それが、死につながるというのは不思議な話ですね。
藤原道長も服用:
道長は、自身も服用していたとされますが、
当時は水銀の有害性が知られておらず、
信じられていた効能によって服用が広まっていたようです。
他の貴族たち:
多くの貴族も、健康や長寿を願って金液丹を試みましたが、
その成分が有害であることが次第に明らかになり、
服用を控えるようになりました。
化学的な成分分析ができなかった時代。
人々の経験だけが、薬の効用を示すものだったのでしょう。
この時代、薬を服用するというのは大きなリスクと隣合わせだったのですね。
道長との政治的緊張
三条天皇は中宮・藤原妍子との間に姫皇子が誕生しましたが、
これに失望した藤原道長は、
三条天皇に譲位を迫ります。
その際、三条天皇は親しい側近である藤原実資に
「毒でも盛られるやもしれぬ」と相談しました。
この言葉が示す通り、天皇が服用した薬「金液丹」は
道長から渡されたものであり、
天皇はその薬に不安を抱きながらも、
効果に期待していたことがうかがえます。
三条天皇も薬のリスクは薄々感ず居ていたのかもしえれません。
しかし、日々衰えていく視力を感がえると、この薬を飲むという選択肢しかなかったのでしょう。

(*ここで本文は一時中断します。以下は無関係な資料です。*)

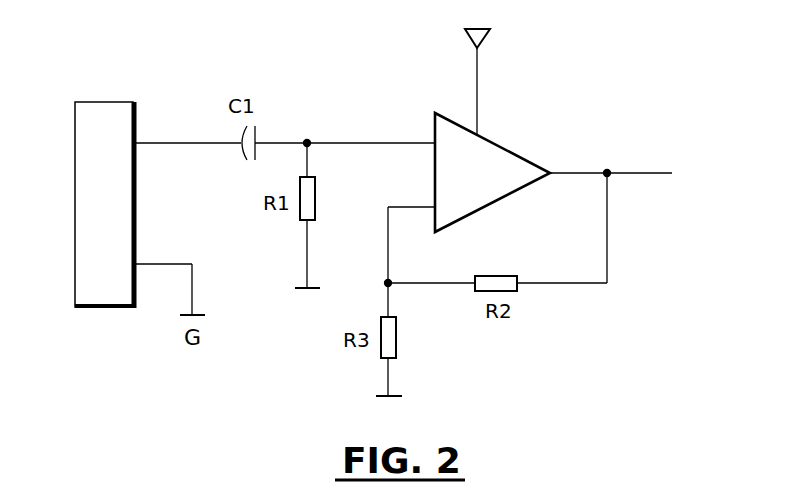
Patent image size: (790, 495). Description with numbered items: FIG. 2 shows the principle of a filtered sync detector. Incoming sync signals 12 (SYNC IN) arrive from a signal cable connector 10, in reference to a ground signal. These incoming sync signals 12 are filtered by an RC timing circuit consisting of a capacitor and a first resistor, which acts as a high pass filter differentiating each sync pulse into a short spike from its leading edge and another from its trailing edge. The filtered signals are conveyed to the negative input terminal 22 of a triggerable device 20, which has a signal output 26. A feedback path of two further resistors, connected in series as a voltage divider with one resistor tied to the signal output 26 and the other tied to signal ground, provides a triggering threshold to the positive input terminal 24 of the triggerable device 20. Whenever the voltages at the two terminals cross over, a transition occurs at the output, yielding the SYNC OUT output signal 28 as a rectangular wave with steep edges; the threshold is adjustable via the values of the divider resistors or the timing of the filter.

The signal cable connector 10 is at (88, 141).
The incoming sync signals 12 is at (162, 140).
The triggerable device 20 is at (488, 150).
The negative input terminal 22 is at (427, 132).
The positive input terminal 24 is at (428, 214).
The signal output 26 is at (553, 178).
The output signal 28 is at (645, 172).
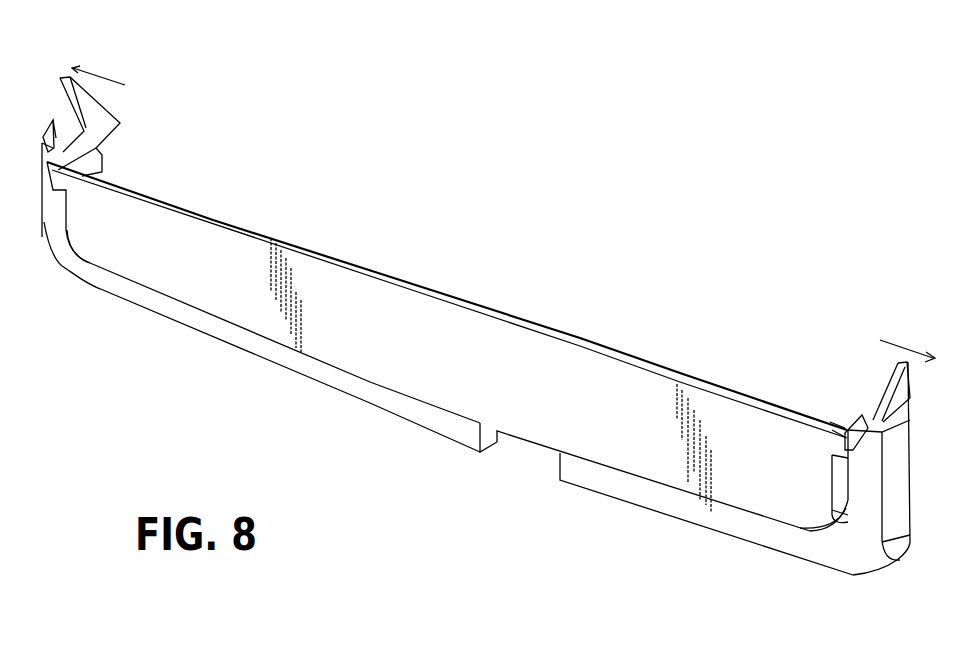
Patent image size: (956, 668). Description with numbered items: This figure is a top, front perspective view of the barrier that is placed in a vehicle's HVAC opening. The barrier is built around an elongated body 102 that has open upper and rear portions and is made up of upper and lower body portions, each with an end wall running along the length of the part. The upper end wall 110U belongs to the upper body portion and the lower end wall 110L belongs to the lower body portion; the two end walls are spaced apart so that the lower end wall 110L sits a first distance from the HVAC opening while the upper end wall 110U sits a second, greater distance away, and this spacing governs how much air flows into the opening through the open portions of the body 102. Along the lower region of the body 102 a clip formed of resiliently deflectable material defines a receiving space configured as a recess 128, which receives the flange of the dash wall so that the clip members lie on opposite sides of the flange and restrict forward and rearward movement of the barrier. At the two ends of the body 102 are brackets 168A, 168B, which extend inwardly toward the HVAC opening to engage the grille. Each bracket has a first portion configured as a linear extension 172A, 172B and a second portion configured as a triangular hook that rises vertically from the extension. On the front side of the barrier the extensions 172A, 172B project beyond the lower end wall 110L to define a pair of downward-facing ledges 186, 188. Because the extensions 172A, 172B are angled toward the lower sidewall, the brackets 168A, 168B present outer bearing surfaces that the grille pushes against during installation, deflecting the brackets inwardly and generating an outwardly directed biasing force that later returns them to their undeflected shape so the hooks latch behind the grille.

The body 102 is at (220, 188).
The upper end wall 110U is at (198, 283).
The lower end wall 110L is at (860, 553).
The recess 128 is at (523, 460).
The bracket 168A is at (119, 113).
The bracket 168B is at (908, 393).
The linear extension 172A is at (860, 415).
The linear extension 172B is at (45, 142).
The ledge 186 is at (840, 457).
The ledge 188 is at (42, 237).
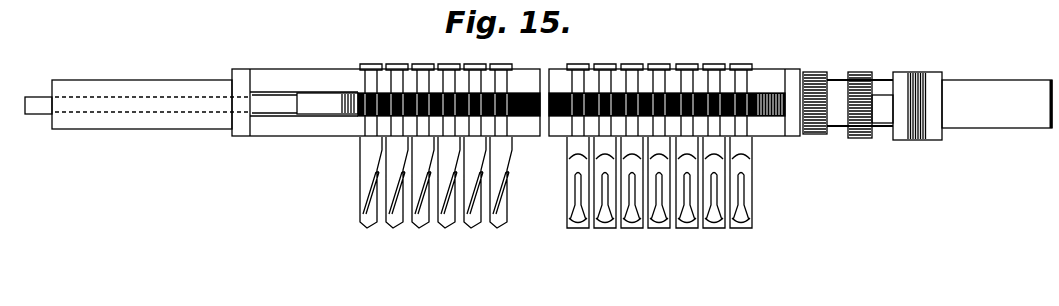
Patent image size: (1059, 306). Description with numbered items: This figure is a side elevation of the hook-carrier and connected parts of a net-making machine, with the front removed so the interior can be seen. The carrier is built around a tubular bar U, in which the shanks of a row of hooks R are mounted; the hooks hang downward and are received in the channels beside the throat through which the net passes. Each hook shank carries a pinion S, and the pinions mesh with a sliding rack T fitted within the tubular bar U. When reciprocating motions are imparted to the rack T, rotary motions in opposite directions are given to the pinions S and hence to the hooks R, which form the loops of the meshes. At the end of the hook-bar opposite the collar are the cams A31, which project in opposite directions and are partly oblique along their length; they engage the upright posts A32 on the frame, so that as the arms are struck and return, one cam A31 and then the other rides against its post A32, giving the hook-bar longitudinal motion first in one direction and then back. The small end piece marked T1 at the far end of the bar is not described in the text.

最高権力者でありながらなぜかかわいそうですね、
三条天皇の死因は金液丹の服用によるものか
三条天皇の死因については、
金液丹の服用が一因である可能性が指摘されています。
歴史的な背景や当時の医療技術を考慮すると、
金液丹の服用が三条天皇の
死因に寄与したと考えるのは合理的です。
三条天皇と不老長寿の秘薬「金液丹」—治療薬に潜む危険と政治的背景
三条天皇が服用した「金液丹」は、硫化水銀を含む薬で、
不老長寿の効果があると信じられ、当時の中国で流行しました。
平安時代の貴族にも広まり、
三条天皇は眼病治療を目的に服用しましたが、
水銀の有害性は知られておらず、
多くの皇帝や貴族が健康被害を受けました。
三条天皇は道長からこの薬を提供されましたが
譲位の圧力を感じていたため、
毒への不安を抱きつつも薬の効果に
期待していたとされています。
藤原道長自身も服用していたという事実を考えると
あえて三条天皇を道長が殺害しようとしていたとは考えられませんね。
しかし、三条天皇は目が見えなくなり譲位せざるを得なくなる。
藤原道長という人は、権力の座で生き続けることを運命付けられた人のようにモミジには思えるのです。